Two men have launched a project to have the efforts of military divers recognised.

Tony Sexton, who grew up in Lyme Regis, is heading a project with his friend Paul Guiver, both former Royal Navy mine clearance divers, to recognise the work of military divers.

A memorial of a 10 ft bronze statue of a diver is to be erected in the grounds of The National Memorial Arboretum in Alrewas, Staffordshire, but the pair need to raise £500,000 for the project.

They say the Royal Navy mine clearance divers and British Army Divers are often unsung and unseen heroes who undergo some of the most arduous military training there is, with just 40 per cent making it through the course.

The two world wars saw the biggest period of maritime mining in history and Royal Navy and Army divers have worked ever since to combat the threat of unexploded mines.

There is currently no national memorial to commemorate the divers and Tony and Paul want to do something about it.

Tony said: “Paul and I were visiting a friend, Gary ‘Jam’ Sewell in hospital who had cancer, and was also a mine clearance diver, and started talking about this. He said he would never see the day there was a memorial and unfortunately, he died three months later.

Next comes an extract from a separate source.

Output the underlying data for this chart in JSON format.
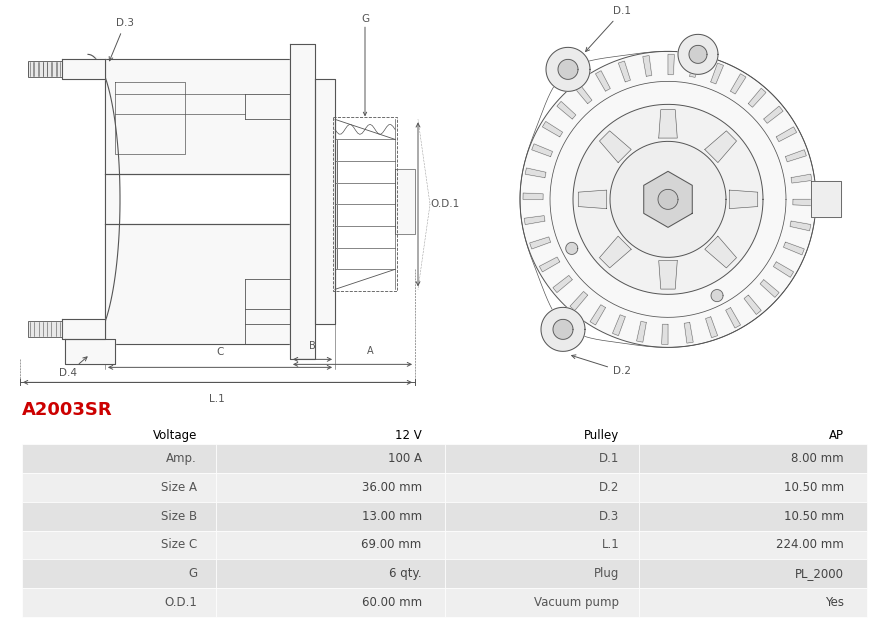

“This got us thinking and we said, ‘let’s do it, let’s give something back’.

“We started fundraising and we are selling 300 miniatures of the statue.”

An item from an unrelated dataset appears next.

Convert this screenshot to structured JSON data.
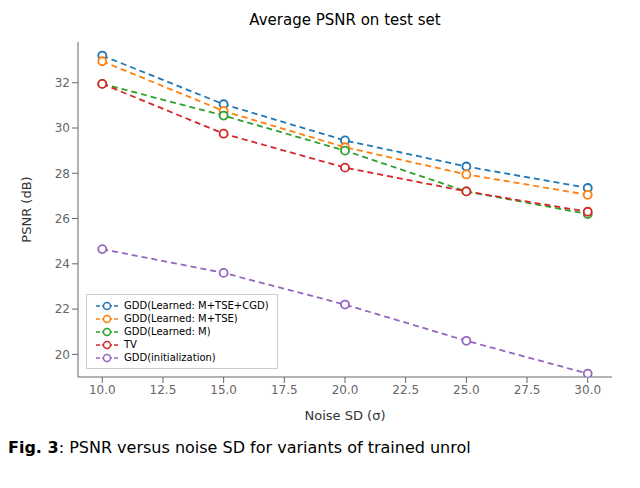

To fund the project, sculptor Greg Polutanovich was commissioned to create a 21-inch statue of the intended memorial in clay and is now producing these statues in bronze.

The miniatures are mounted on a black granite base. They cost £2,995 and already more than 120 have been sold.

There will be a strictly limited edition of 300 individually numbered pieces available and on completion of these, the mould will eb destroyed to prevent further production.

Each owner will receive not only a statue, but also have their name engraved on a plaque mounted to the base of the full-sized memorial when it is unveiled in 2021. They will also receive a commemorative challenge coin in a presentation box, numbered with the same number of the statue, and a piece of the ceramic mould the memorial was cast in.

They will also get an invitation to the unveiling of the memorial and a celebratory banquet.